With the aid of the new grass and deep-rooting plant mixtures I have suggested, stock can be kept in the fields much later than they can be at present, and as the old forms of shelter (ditches and banks, with trees on the top, and hedges, all affording much shelter) have to a large extent been removed, or allowed to decline, fresh forms of shelter are most urgently required. So strongly, indeed, is the desire for shelter that on this property, a great many years ago, a tenant agreed to pay, and did pay, my predecessor the interest on the cost of making four blocks of plantation for the centres of as many exposed fields. Plantations, too, are the more urgently needed for protecting the game, and especially the nests, which were formerly well protected by the hedgerows and banks. Each plantation should have a grass margin within the fence of about fifteen to twenty feet, and this should be planted with occasional bushes, and sown with seeds of the tall grasses, so that birds could be provided with comparatively safe nesting quarters. At present it is customary to plant close up to the boundary fences, and when the trees grow up the plantation is then of little or no use for nesting purposes. I now proceed to give the remarks that have been sent to me from Kent.
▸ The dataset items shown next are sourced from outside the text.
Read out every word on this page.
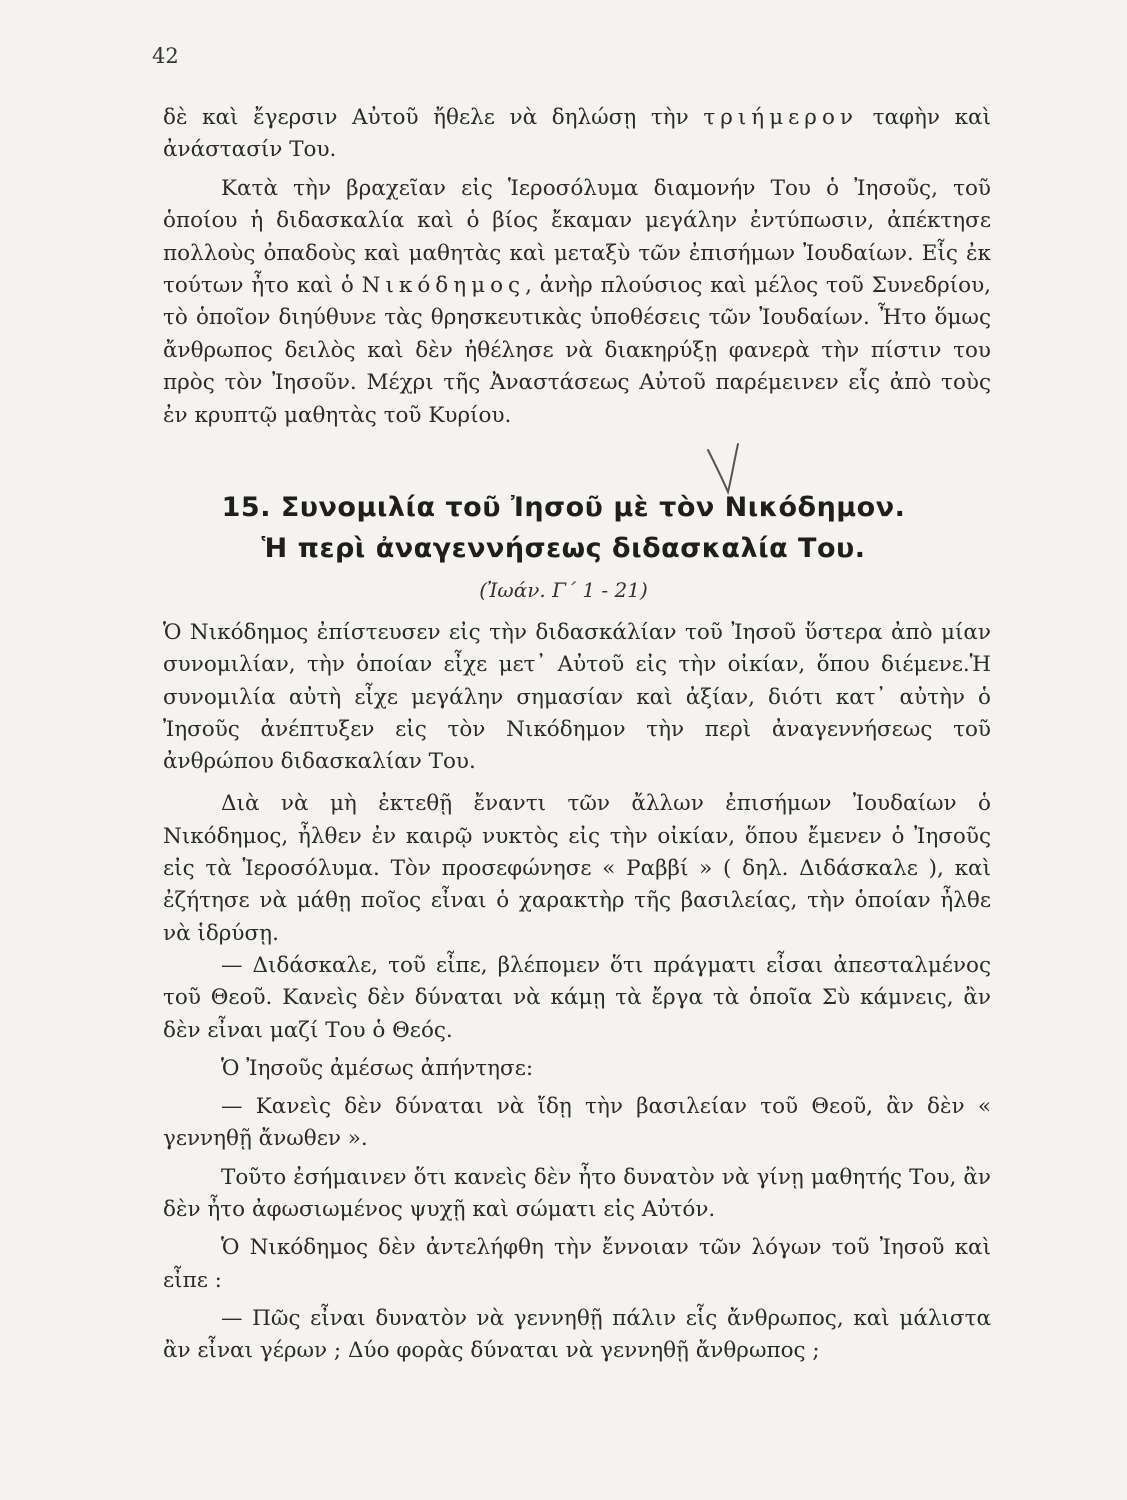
42

δὲ καὶ ἔγερσιν Αὐτοῦ ἤθελε νὰ δηλώσῃ τὴν τριήμερον ταφὴν καὶ ἀνάστασίν Του.

Κατὰ τὴν βραχεῖαν εἰς Ἱεροσόλυμα διαμονήν Του ὁ Ἰησοῦς, τοῦ ὁποίου ἡ διδασκαλία καὶ ὁ βίος ἔκαμαν μεγάλην ἐντύπωσιν, ἀπέκτησε πολλοὺς ὀπαδοὺς καὶ μαθητὰς καὶ μεταξὺ τῶν ἐπισήμων Ἰουδαίων. Εἷς ἐκ τούτων ἦτο καὶ ὁ Νικόδημος, ἀνὴρ πλούσιος καὶ μέλος τοῦ Συνεδρίου, τὸ ὁποῖον διηύθυνε τὰς θρησκευτικὰς ὑποθέσεις τῶν Ἰουδαίων. Ἦτο ὅμως ἄνθρωπος δειλὸς καὶ δὲν ἠθέλησε νὰ διακηρύξῃ φανερὰ τὴν πίστιν του πρὸς τὸν Ἰησοῦν. Μέχρι τῆς Ἀναστάσεως Αὐτοῦ παρέμεινεν εἷς ἀπὸ τοὺς ἐν κρυπτῷ μαθητὰς τοῦ Κυρίου.

15. Συνομιλία τοῦ Ἰησοῦ μὲ τὸν Νικόδημον.
Ἡ περὶ ἀναγεννήσεως διδασκαλία Του.
(Ἰωάν. Γ΄ 1 - 21)

Ὁ Νικόδημος ἐπίστευσεν εἰς τὴν διδασκάλίαν τοῦ Ἰησοῦ ὕστερα ἀπὸ μίαν συνομιλίαν, τὴν ὁποίαν εἶχε μετ᾽ Αὐτοῦ εἰς τὴν οἰκίαν, ὅπου διέμενε.Ἡ συνομιλία αὐτὴ εἶχε μεγάλην σημασίαν καὶ ἀξίαν, διότι κατ᾽ αὐτὴν ὁ Ἰησοῦς ἀνέπτυξεν εἰς τὸν Νικόδημον τὴν περὶ ἀναγεννήσεως τοῦ ἀνθρώπου διδασκαλίαν Του.

Διὰ νὰ μὴ ἐκτεθῇ ἔναντι τῶν ἄλλων ἐπισήμων Ἰουδαίων ὁ Νικόδημος, ἦλθεν ἐν καιρῷ νυκτὸς εἰς τὴν οἰκίαν, ὅπου ἔμενεν ὁ Ἰησοῦς εἰς τὰ Ἱεροσόλυμα. Τὸν προσεφώνησε « Ραββί » ( δηλ. Διδάσκαλε ), καὶ ἐζήτησε νὰ μάθῃ ποῖος εἶναι ὁ χαρακτὴρ τῆς βασιλείας, τὴν ὁποίαν ἦλθε νὰ ἱδρύσῃ.

— Διδάσκαλε, τοῦ εἶπε, βλέπομεν ὅτι πράγματι εἶσαι ἀπεσταλμένος τοῦ Θεοῦ. Κανεὶς δὲν δύναται νὰ κάμῃ τὰ ἔργα τὰ ὁποῖα Σὺ κάμνεις, ἂν δὲν εἶναι μαζί Του ὁ Θεός.

Ὁ Ἰησοῦς ἀμέσως ἀπήντησε:

— Κανεὶς δὲν δύναται νὰ ἴδῃ τὴν βασιλείαν τοῦ Θεοῦ, ἂν δὲν « γεννηθῇ ἄνωθεν ».

Τοῦτο ἐσήμαινεν ὅτι κανεὶς δὲν ἦτο δυνατὸν νὰ γίνῃ μαθητής Του, ἂν δὲν ἦτο ἀφωσιωμένος ψυχῇ καὶ σώματι εἰς Αὐτόν.

Ὁ Νικόδημος δὲν ἀντελήφθη τὴν ἔννοιαν τῶν λόγων τοῦ Ἰησοῦ καὶ εἶπε :

— Πῶς εἶναι δυνατὸν νὰ γεννηθῇ πάλιν εἷς ἄνθρωπος, καὶ μάλιστα ἂν εἶναι γέρων ; Δύο φορὰς δύναται νὰ γεννηθῇ ἄνθρωπος ;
Hop Shelters or 'Lews' in East Kent
These are now generally made by planting the Black Italian poplar in rows along the outside of the gardens, principally on the west, south, and south-west sides, about three feet apart, and brushing up both sides of the row close in every year, in the winter and spring. These plants are easily raised by putting in the ground the shoots that are cut off; they grow very fast, and. are allowed to get up about eighteen or twenty feet. A row of Austrian pines planted not too close together, and a row of poplars a little way off, make a splendid 'lew', but takes up a good bit of ground.
How far these 'lews' will act depends on the conformation of the ground. If it slopes up away from the trees, of course they will not shelter the crop so far away as they would if the ground sloped down away from the trees, or even if it were level. On quite level ground, I should say they would be useful for 100 yards. Of late years a very coarse kind of cloth has been made, and sold cheaply, of coconut fibre; this is fastened to stout poles about eighteen or twenty feet long, and about as big round as small scaffold poles. It is put up in the summer, and taken down in the winter, the poles being let into the ground, and supported by a wire from the top to the ground.
Sometimes we see a 'lew' made by putting poles in the ground as close together as possible on the windward side of the garden, with a cross piece near the top just to keep the tops the right distance apart; this is bound on by coconut string or wire. This does not make a very good 'lew' by itself, but is useful for stopping up gaps in a live 'lew'.
These poles would be the ordinary hop poles from fourteen to sixteen feet long, and about nine or ten inches round above. the ground. They would be put in about eighteen inches.
Sometimes the coconut lewing is fastened to these hop poles; for hops very often it is not put within five feet of the ground.
The poplar 'lews' are by far the best; they grow very fast, and, if brushed in close every year, they get very thick with young shoots, which have large and tough leaves.